The watchdog said Howson, who quit as Carillion’s boss in July 2017, had “acted recklessly and was knowingly concerned in breaches by Carillion of the market abuse regulation and the listing rules” by not telling investors or the board of problems he knew about at its UK arm.

It said that while Carillion’s finance director had “primary responsibility” for the group’s disclosures to investors, Howson “played an important role as the board member with the most experience on construction and contracting matters”.

Carillion, which had 43,000 employees worldwide including 19,000 in the UK, entered liquidation with £7bn in liabilities and only £29mn in cash. 

The UK government was forced to step in to maintain key services including school meals and cleaning of hospitals at taxpayers’ expense.  

The scandal led to calls for an overhaul of UK audit and corporate governance rules, though ministers last month dropped long-awaited legislation to implement many of the reforms.

Howson’s decision came on the day his case against the FCA was due to start at the Upper Tribunal in London. 

It followed a similar move by two former Carillion finance directors, Richard Adam and Zafar Khan, who last month dropped legal challenges against their FCA fines for failing to properly disclose the problems that led to the outsourcing group’s collapse. 

The FCA fined Adam and Khan £232,800 and £138,900 respectively.

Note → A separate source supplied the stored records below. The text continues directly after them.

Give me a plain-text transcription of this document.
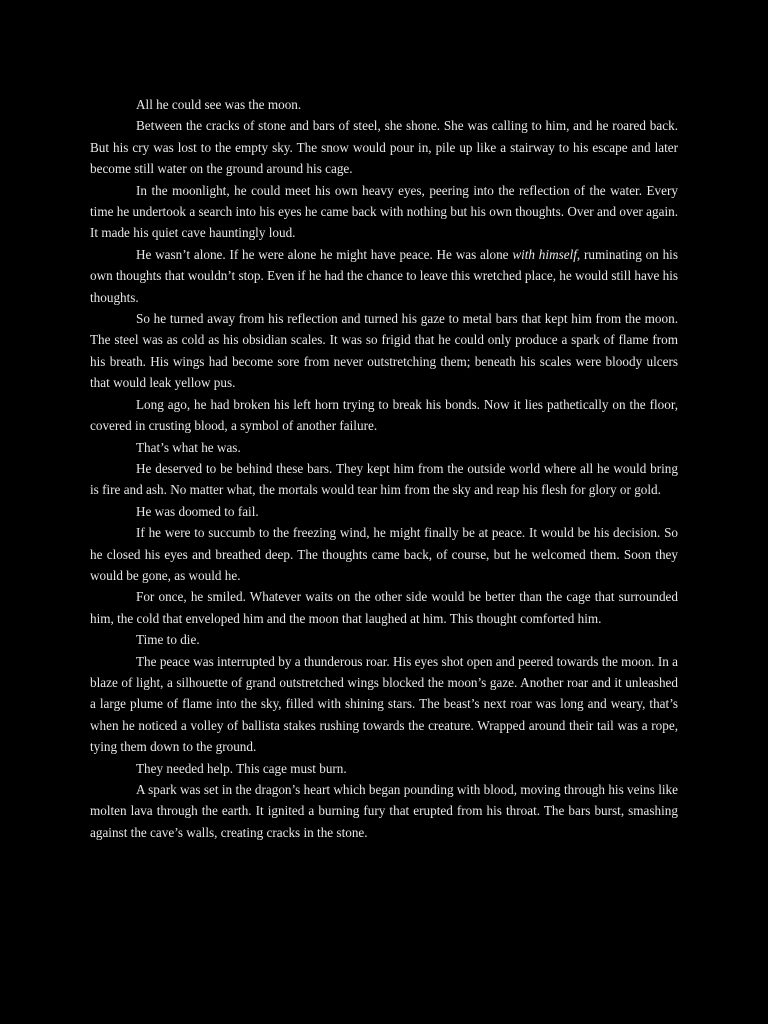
All he could see was the moon.

Between the cracks of stone and bars of steel, she shone. She was calling to him, and he roared back. But his cry was lost to the empty sky. The snow would pour in, pile up like a stairway to his escape and later become still water on the ground around his cage.

In the moonlight, he could meet his own heavy eyes, peering into the reflection of the water. Every time he undertook a search into his eyes he came back with nothing but his own thoughts. Over and over again. It made his quiet cave hauntingly loud.

He wasn’t alone. If he were alone he might have peace. He was alone with himself, ruminating on his own thoughts that wouldn’t stop. Even if he had the chance to leave this wretched place, he would still have his thoughts.

So he turned away from his reflection and turned his gaze to metal bars that kept him from the moon. The steel was as cold as his obsidian scales. It was so frigid that he could only produce a spark of flame from his breath. His wings had become sore from never outstretching them; beneath his scales were bloody ulcers that would leak yellow pus.

Long ago, he had broken his left horn trying to break his bonds. Now it lies pathetically on the floor, covered in crusting blood, a symbol of another failure.

That’s what he was.

He deserved to be behind these bars. They kept him from the outside world where all he would bring is fire and ash. No matter what, the mortals would tear him from the sky and reap his flesh for glory or gold.

He was doomed to fail.

If he were to succumb to the freezing wind, he might finally be at peace. It would be his decision. So he closed his eyes and breathed deep. The thoughts came back, of course, but he welcomed them. Soon they would be gone, as would he.

For once, he smiled. Whatever waits on the other side would be better than the cage that surrounded him, the cold that enveloped him and the moon that laughed at him. This thought comforted him.

Time to die.

The peace was interrupted by a thunderous roar. His eyes shot open and peered towards the moon. In a blaze of light, a silhouette of grand outstretched wings blocked the moon’s gaze. Another roar and it unleashed a large plume of flame into the sky, filled with shining stars. The beast’s next roar was long and weary, that’s when he noticed a volley of ballista stakes rushing towards the creature. Wrapped around their tail was a rope, tying them down to the ground.

They needed help. This cage must burn.

A spark was set in the dragon’s heart which began pounding with blood, moving through his veins like molten lava through the earth. It ignited a burning fury that erupted from his throat. The bars burst, smashing against the cave’s walls, creating cracks in the stone.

“Carillion’s failure was significant,” said Steve Smart, executive director of enforcement and market oversight at the FCA. “Jobs were lost, public sector projects put at risk and investors, who trusted the company to give them accurate information, suffered large-scale losses.

“That’s why the FCA worked diligently to hold the company and its senior leaders to account.”

In 2023, the insolvency service banned Adam, Khan and Howson from serving as directors of a UK company for 12, 11 and eight years respectively.

In the same year, the accounting watchdog fined KPMG a record £21mn for “textbook” failures in its auditing of Carillion.